During the late 1970s Dick Lord and Bob Henklein (my father) visited the Charthusian Monastery in the Charteuse Mountains near Grenoble, France. Their mission: to discover a way to market a liqueur produced by the monks to potential enthusiasts in the U.S. As it turns out, however, the Charthusians didn't really want to sell a lot of their elixir: they considered it medicinal and not an item they wanted to see introduced to the hedonistic, besotted jet set. Awkward!
Still, Bob and Dick had a mission to fulfill. My Dad, being ever the cocktail-ier, began to experiment. His initial conclusion? This was going to be a tough one. Chartreuse liqueur (in either color [or herbal configuration]) did not lend itself well to mixing, having a rather unique and "vegetal" flavor. But Bob was not to be discouraged.

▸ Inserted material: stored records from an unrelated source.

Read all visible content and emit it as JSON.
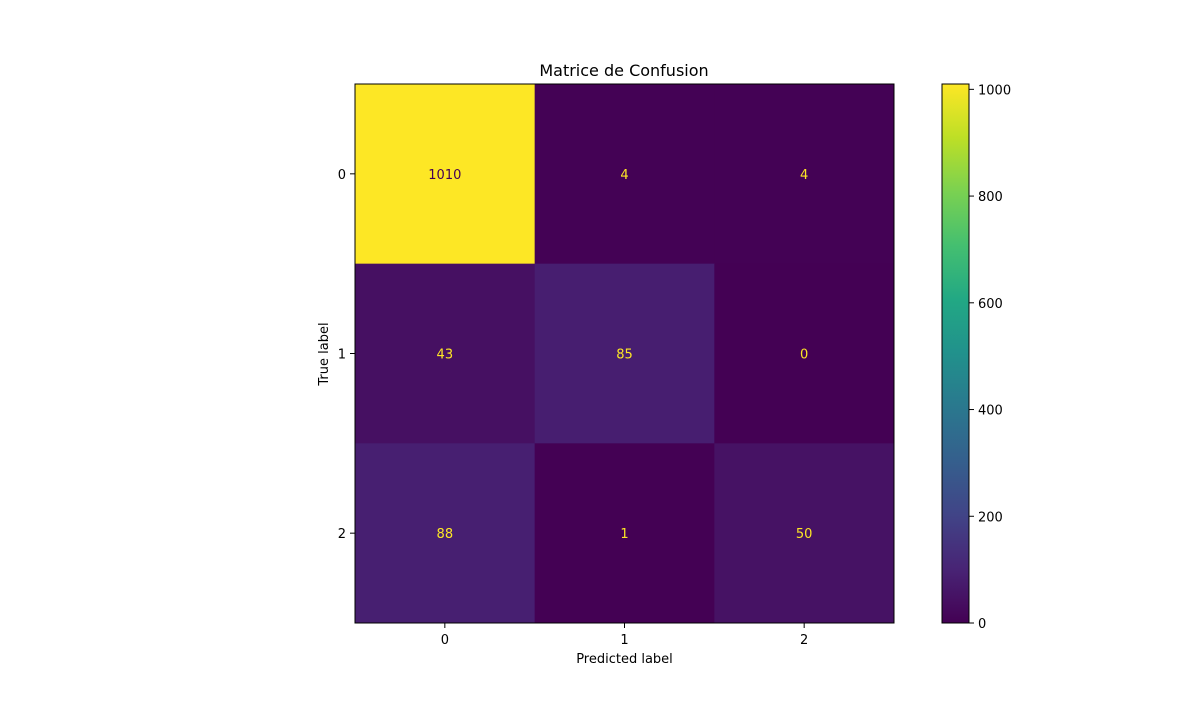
{
  "chart_data": {
    "type": "heatmap",
    "title": "Matrice de Confusion",
    "xlabel": "Predicted label",
    "ylabel": "True label",
    "x_categories": [
      "0",
      "1",
      "2"
    ],
    "y_categories": [
      "0",
      "1",
      "2"
    ],
    "matrix": [
      [
        1010,
        4,
        4
      ],
      [
        43,
        85,
        0
      ],
      [
        88,
        1,
        50
      ]
    ],
    "colormap": "viridis",
    "colorbar": {
      "range": [
        0,
        1010
      ],
      "ticks": [
        0,
        200,
        400,
        600,
        800,
        1000
      ]
    },
    "annotation_colors": {
      "on_dark": "#fde725",
      "on_light": "#440154"
    },
    "grid": false
  }
}
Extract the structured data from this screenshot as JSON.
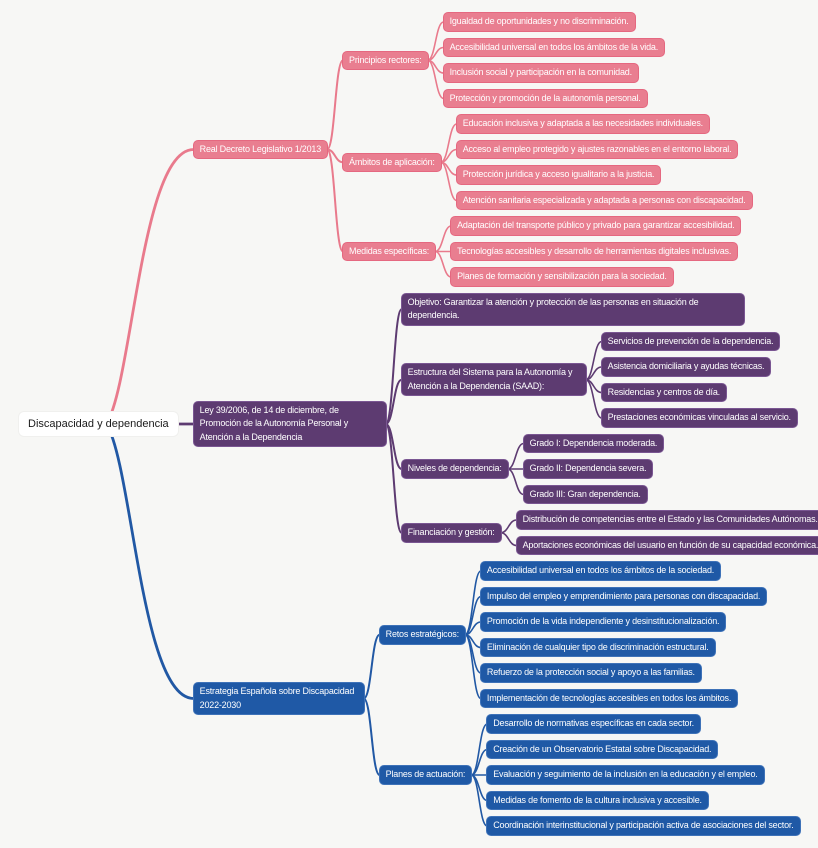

Eventually he hit upon a tallish drink, a sort of summer-ish cool drink that he felt would fill all the requirements. He named the drink the "Swampwater" because the Green Chartreuse admixture leant the beverage a green color, and the pineapple juice base rendered it cloudy. The original Swampwater was simply that. Eventually it grew to include lime juice, arrack, and celery bitters in the mix. An interesting and somewhat intimidating ladle of grog if ever there was one.
I wanted youse most esteemed enthusiasts to have the original story of the drink's creation: i'm not sure if it has been written down anywhere else. A web search revealed many ersatz recipes claiming to be "swamp water" drinks. Most are not the original recipe. But "The Cocktail Virigin [Slut]" has the original recipe posted, and the original advertisement my Dad put together featuring a cartoon alligator.